At 1030 AEDT, Telstra shares were steady at $3.19.
Meanwhile, Telstra reaffirmed earnings guidance for 2011/12 for low single-digit growth in revenue and earnings before interest, tax, depreciation and amortisation (EBITDA).
It also maintained guidance for a 28 cents per share full-year dividend.
In terms of current trading, Stanhope said Telstra was on track to post "modest" revenue growth and "slight margin expansion" in the first half of 2011/12.
"The overall momentum in the business remains good," Stanhope said.
Telstra chief executive, David Thodey, said the telco had recorded strong growth in mobile customers and also added fixed broadband customers in the three months to September.
"Importantly, we are adding those new customers profitably and without sacrificing average revenues per customer," Thodey said in a statement on Friday.
However, weakness in the Sensis business, which owns the Yellow Pages, would mean a different mix to Telstra's earnings and revenue mix in the year, he said.
Sensis had experienced lower than expected take-up of digital products by small businesses, and revenues were also lower than expected because sales completions were taking longer than anticipated.
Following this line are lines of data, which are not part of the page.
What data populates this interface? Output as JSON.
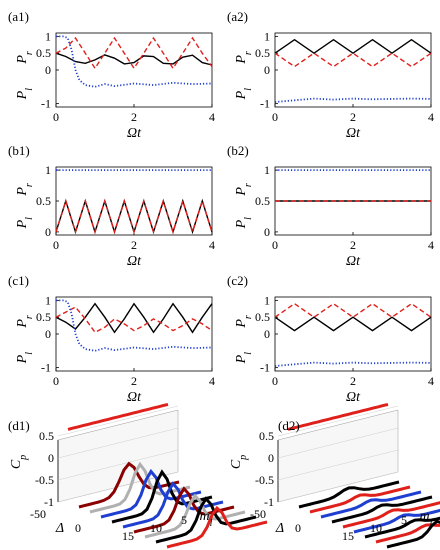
{
  "chart_data": [
    {
      "type": "line",
      "panel_label": "(a1)",
      "xlabel": "Ωt",
      "ylabels": [
        "P_r",
        "P_l"
      ],
      "xlim": [
        0,
        4
      ],
      "ylim": [
        -1.1,
        1.1
      ],
      "xticks": [
        "0",
        "2",
        "4"
      ],
      "yticks": [
        "-1",
        "0",
        "0.5",
        "1"
      ],
      "series": [
        {
          "color": "#000000",
          "style": "solid",
          "x": [
            0,
            0.25,
            0.5,
            0.75,
            1,
            1.25,
            1.5,
            1.75,
            2,
            2.25,
            2.5,
            2.75,
            3,
            3.25,
            3.5,
            3.75,
            4
          ],
          "y": [
            0.5,
            0.4,
            0.25,
            0.2,
            0.3,
            0.45,
            0.35,
            0.18,
            0.22,
            0.42,
            0.4,
            0.2,
            0.18,
            0.38,
            0.44,
            0.22,
            0.15
          ]
        },
        {
          "color": "#e0201b",
          "style": "dashed",
          "x": [
            0,
            0.25,
            0.5,
            0.75,
            1,
            1.25,
            1.5,
            1.75,
            2,
            2.25,
            2.5,
            2.75,
            3,
            3.25,
            3.5,
            3.75,
            4
          ],
          "y": [
            0.5,
            0.65,
            0.95,
            0.5,
            0.05,
            0.5,
            0.95,
            0.5,
            0.05,
            0.5,
            0.95,
            0.5,
            0.05,
            0.5,
            0.95,
            0.5,
            0.1
          ]
        },
        {
          "color": "#1f3fd1",
          "style": "dotted",
          "x": [
            0,
            0.2,
            0.3,
            0.4,
            0.5,
            0.6,
            0.75,
            1,
            1.25,
            1.5,
            2,
            2.5,
            3,
            3.5,
            4
          ],
          "y": [
            1,
            1,
            0.95,
            0.6,
            0,
            -0.3,
            -0.45,
            -0.5,
            -0.42,
            -0.48,
            -0.4,
            -0.45,
            -0.38,
            -0.42,
            -0.4
          ]
        }
      ]
    },
    {
      "type": "line",
      "panel_label": "(a2)",
      "xlabel": "Ωt",
      "ylabels": [
        "P_r",
        "P_l"
      ],
      "xlim": [
        0,
        4
      ],
      "ylim": [
        -1.1,
        1.1
      ],
      "xticks": [
        "0",
        "2",
        "4"
      ],
      "yticks": [
        "-1",
        "0",
        "0.5",
        "1"
      ],
      "series": [
        {
          "color": "#000000",
          "style": "solid",
          "x": [
            0,
            0.5,
            1,
            1.5,
            2,
            2.5,
            3,
            3.5,
            4
          ],
          "y": [
            0.5,
            0.9,
            0.5,
            0.9,
            0.5,
            0.9,
            0.5,
            0.9,
            0.5
          ]
        },
        {
          "color": "#e0201b",
          "style": "dashed",
          "x": [
            0,
            0.5,
            1,
            1.5,
            2,
            2.5,
            3,
            3.5,
            4
          ],
          "y": [
            0.5,
            0.1,
            0.5,
            0.1,
            0.5,
            0.1,
            0.5,
            0.1,
            0.5
          ]
        },
        {
          "color": "#1f3fd1",
          "style": "dotted",
          "x": [
            0,
            0.5,
            1,
            1.5,
            2,
            2.5,
            3,
            3.5,
            4
          ],
          "y": [
            -0.95,
            -0.9,
            -0.85,
            -0.88,
            -0.85,
            -0.87,
            -0.86,
            -0.85,
            -0.86
          ]
        }
      ]
    },
    {
      "type": "line",
      "panel_label": "(b1)",
      "xlabel": "Ωt",
      "ylabels": [
        "P_r",
        "P_l"
      ],
      "xlim": [
        0,
        4
      ],
      "ylim": [
        -0.05,
        1.05
      ],
      "xticks": [
        "0",
        "2",
        "4"
      ],
      "yticks": [
        "0",
        "0.5",
        "1"
      ],
      "series": [
        {
          "color": "#000000",
          "style": "solid",
          "x": [
            0,
            0.25,
            0.5,
            0.75,
            1,
            1.25,
            1.5,
            1.75,
            2,
            2.25,
            2.5,
            2.75,
            3,
            3.25,
            3.5,
            3.75,
            4
          ],
          "y": [
            0,
            0.5,
            0,
            0.5,
            0,
            0.5,
            0,
            0.5,
            0,
            0.5,
            0,
            0.5,
            0,
            0.5,
            0,
            0.5,
            0
          ]
        },
        {
          "color": "#e0201b",
          "style": "dashed",
          "x": [
            0,
            0.25,
            0.5,
            0.75,
            1,
            1.25,
            1.5,
            1.75,
            2,
            2.25,
            2.5,
            2.75,
            3,
            3.25,
            3.5,
            3.75,
            4
          ],
          "y": [
            0,
            0.5,
            0,
            0.5,
            0,
            0.5,
            0,
            0.5,
            0,
            0.5,
            0,
            0.5,
            0,
            0.5,
            0,
            0.5,
            0
          ]
        },
        {
          "color": "#1f3fd1",
          "style": "dotted",
          "x": [
            0,
            4
          ],
          "y": [
            1,
            1
          ]
        }
      ]
    },
    {
      "type": "line",
      "panel_label": "(b2)",
      "xlabel": "Ωt",
      "ylabels": [
        "P_r",
        "P_l"
      ],
      "xlim": [
        0,
        4
      ],
      "ylim": [
        -0.05,
        1.05
      ],
      "xticks": [
        "0",
        "2",
        "4"
      ],
      "yticks": [
        "0",
        "0.5",
        "1"
      ],
      "series": [
        {
          "color": "#000000",
          "style": "solid",
          "x": [
            0,
            4
          ],
          "y": [
            0.5,
            0.5
          ]
        },
        {
          "color": "#e0201b",
          "style": "dashed",
          "x": [
            0,
            4
          ],
          "y": [
            0.5,
            0.5
          ]
        },
        {
          "color": "#1f3fd1",
          "style": "dotted",
          "x": [
            0,
            4
          ],
          "y": [
            1,
            1
          ]
        }
      ]
    },
    {
      "type": "line",
      "panel_label": "(c1)",
      "xlabel": "Ωt",
      "ylabels": [
        "P_r",
        "P_l"
      ],
      "xlim": [
        0,
        4
      ],
      "ylim": [
        -1.1,
        1.1
      ],
      "xticks": [
        "0",
        "2",
        "4"
      ],
      "yticks": [
        "-1",
        "0",
        "0.5",
        "1"
      ],
      "series": [
        {
          "color": "#000000",
          "style": "solid",
          "x": [
            0,
            0.25,
            0.5,
            0.75,
            1,
            1.25,
            1.5,
            1.75,
            2,
            2.25,
            2.5,
            2.75,
            3,
            3.25,
            3.5,
            3.75,
            4
          ],
          "y": [
            0.5,
            0.35,
            0.15,
            0.5,
            0.9,
            0.5,
            0.05,
            0.45,
            0.9,
            0.5,
            0.05,
            0.45,
            0.9,
            0.5,
            0.05,
            0.5,
            0.9
          ]
        },
        {
          "color": "#e0201b",
          "style": "dashed",
          "x": [
            0,
            0.25,
            0.5,
            0.75,
            1,
            1.25,
            1.5,
            1.75,
            2,
            2.25,
            2.5,
            2.75,
            3,
            3.25,
            3.5,
            3.75,
            4
          ],
          "y": [
            0.5,
            0.65,
            0.8,
            0.45,
            0.05,
            0.2,
            0.45,
            0.3,
            0.1,
            0.25,
            0.45,
            0.3,
            0.1,
            0.25,
            0.45,
            0.3,
            0.1
          ]
        },
        {
          "color": "#1f3fd1",
          "style": "dotted",
          "x": [
            0,
            0.2,
            0.3,
            0.4,
            0.5,
            0.6,
            0.75,
            1,
            1.25,
            1.5,
            2,
            2.5,
            3,
            3.5,
            4
          ],
          "y": [
            1,
            1,
            0.95,
            0.6,
            0,
            -0.3,
            -0.45,
            -0.5,
            -0.42,
            -0.48,
            -0.4,
            -0.45,
            -0.38,
            -0.42,
            -0.4
          ]
        }
      ]
    },
    {
      "type": "line",
      "panel_label": "(c2)",
      "xlabel": "Ωt",
      "ylabels": [
        "P_r",
        "P_l"
      ],
      "xlim": [
        0,
        4
      ],
      "ylim": [
        -1.1,
        1.1
      ],
      "xticks": [
        "0",
        "2",
        "4"
      ],
      "yticks": [
        "-1",
        "0",
        "0.5",
        "1"
      ],
      "series": [
        {
          "color": "#000000",
          "style": "solid",
          "x": [
            0,
            0.5,
            1,
            1.5,
            2,
            2.5,
            3,
            3.5,
            4
          ],
          "y": [
            0.5,
            0.1,
            0.5,
            0.1,
            0.5,
            0.1,
            0.5,
            0.1,
            0.5
          ]
        },
        {
          "color": "#e0201b",
          "style": "dashed",
          "x": [
            0,
            0.5,
            1,
            1.5,
            2,
            2.5,
            3,
            3.5,
            4
          ],
          "y": [
            0.5,
            0.9,
            0.5,
            0.9,
            0.5,
            0.9,
            0.5,
            0.9,
            0.5
          ]
        },
        {
          "color": "#1f3fd1",
          "style": "dotted",
          "x": [
            0,
            0.5,
            1,
            1.5,
            2,
            2.5,
            3,
            3.5,
            4
          ],
          "y": [
            -0.95,
            -0.9,
            -0.85,
            -0.88,
            -0.85,
            -0.87,
            -0.86,
            -0.85,
            -0.86
          ]
        }
      ]
    },
    {
      "type": "line3d",
      "panel_label": "(d1)",
      "zlabel": "C_p",
      "xlabel": "Δ",
      "ylabel": "m_l",
      "zticks": [
        "-1",
        "-0.5",
        "0",
        "0.5"
      ],
      "xticks": [
        "-50",
        "0"
      ],
      "yticks": [
        "15",
        "10",
        "5"
      ],
      "series": [
        {
          "color": "#e0201b",
          "m_l": 0,
          "peak": 0.65,
          "width": 60
        },
        {
          "color": "#8b0000",
          "m_l": 1,
          "peak": -0.3,
          "width": 12
        },
        {
          "color": "#b0b0b0",
          "m_l": 2,
          "peak": -0.2,
          "width": 10
        },
        {
          "color": "#1f3fd1",
          "m_l": 3,
          "peak": -0.25,
          "width": 10
        },
        {
          "color": "#000000",
          "m_l": 4,
          "peak": -0.15,
          "width": 10
        },
        {
          "color": "#1f3fd1",
          "m_l": 5,
          "peak": -0.3,
          "width": 10
        },
        {
          "color": "#8b0000",
          "m_l": 6,
          "peak": -0.3,
          "width": 10
        },
        {
          "color": "#b0b0b0",
          "m_l": 7,
          "peak": -0.35,
          "width": 10
        },
        {
          "color": "#000000",
          "m_l": 8,
          "peak": -0.3,
          "width": 10
        },
        {
          "color": "#e0201b",
          "m_l": 9,
          "peak": -0.4,
          "width": 10
        }
      ]
    },
    {
      "type": "line3d",
      "panel_label": "(d2)",
      "zlabel": "C_p",
      "xlabel": "Δ",
      "ylabel": "m_l",
      "zticks": [
        "-1",
        "-0.5",
        "0",
        "0.5"
      ],
      "xticks": [
        "-50",
        "0"
      ],
      "yticks": [
        "15",
        "10",
        "5"
      ],
      "series": [
        {
          "color": "#e0201b",
          "m_l": 0,
          "peak": 0.65,
          "width": 60
        },
        {
          "color": "#000000",
          "m_l": 1,
          "peak": -0.85,
          "width": 12
        },
        {
          "color": "#e0201b",
          "m_l": 2,
          "peak": -0.9,
          "width": 10
        },
        {
          "color": "#1f3fd1",
          "m_l": 3,
          "peak": -0.9,
          "width": 10
        },
        {
          "color": "#000000",
          "m_l": 4,
          "peak": -0.9,
          "width": 10
        },
        {
          "color": "#e0201b",
          "m_l": 5,
          "peak": -0.9,
          "width": 10
        },
        {
          "color": "#1f3fd1",
          "m_l": 6,
          "peak": -0.9,
          "width": 10
        },
        {
          "color": "#000000",
          "m_l": 7,
          "peak": -0.9,
          "width": 10
        },
        {
          "color": "#e0201b",
          "m_l": 8,
          "peak": -0.9,
          "width": 10
        },
        {
          "color": "#000000",
          "m_l": 9,
          "peak": -0.7,
          "width": 10
        }
      ]
    }
  ]
}
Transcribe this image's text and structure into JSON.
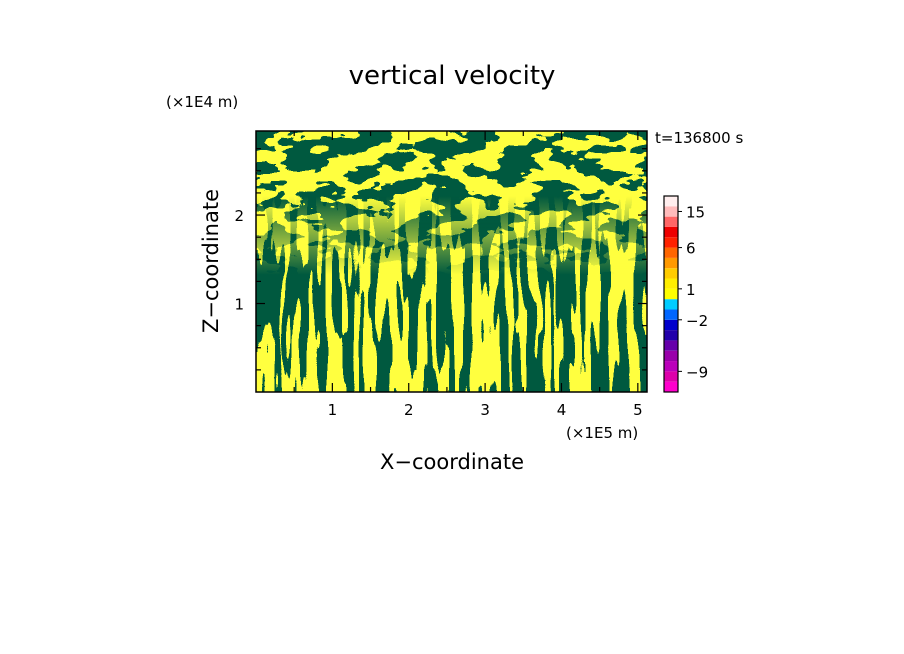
{
  "chart_data": {
    "type": "heatmap",
    "title": "vertical velocity",
    "xlabel": "X−coordinate",
    "ylabel": "Z−coordinate",
    "x_unit": "(×1E5 m)",
    "y_unit": "(×1E4 m)",
    "time_label": "t=136800 s",
    "xlim": [
      0,
      5.12
    ],
    "ylim": [
      0,
      2.95
    ],
    "x_ticks": [
      1,
      2,
      3,
      4,
      5
    ],
    "y_ticks": [
      1,
      2
    ],
    "x_tick_labels": [
      "1",
      "2",
      "3",
      "4",
      "5"
    ],
    "y_tick_labels": [
      "1",
      "2"
    ],
    "colors": {
      "positive": "#ffff00",
      "negative": "#00e5ee"
    },
    "colorbar": {
      "levels": [
        -12,
        -10.5,
        -9,
        -7.5,
        -6,
        -4.5,
        -3,
        -2,
        -1,
        0,
        1,
        2,
        3,
        4.5,
        6,
        7.5,
        10.5,
        13.5,
        16.5,
        21
      ],
      "colors": [
        "#ff00cc",
        "#dd00aa",
        "#bb00bb",
        "#9900aa",
        "#6600aa",
        "#2200aa",
        "#0000cc",
        "#0066ff",
        "#00ccff",
        "#ffff00",
        "#ffee00",
        "#ffcc00",
        "#ff9900",
        "#ff6600",
        "#ff2200",
        "#ee0000",
        "#ff6666",
        "#ffbbbb",
        "#ffeeee"
      ],
      "labels": [
        {
          "text": "15",
          "value": 15
        },
        {
          "text": "6",
          "value": 6
        },
        {
          "text": "1",
          "value": 1
        },
        {
          "text": "−2",
          "value": -2
        },
        {
          "text": "−9",
          "value": -9
        }
      ]
    }
  }
}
Also, the rate of decline in Yellow Pages print directories had risen significantly more than predicted.
Thodey also announced, during Friday's investor briefing, the merger of all of Telstra's media businesses into one division.
The new Telstra Digital Media division will manage the telco's media capabilities, including Sensis, BigPond, Trading Post, IPTV, Foxtel and other digital content arrangements.
Current Television New Zealand chief executive Rick Ellis is due to join Telstra in January to head the digital media division.
Thodey also said Telstra would invest $100 million over four years to upgrade its media infrastructure, improving the delivery of broadcast quality video streaming to customers connected to the internet.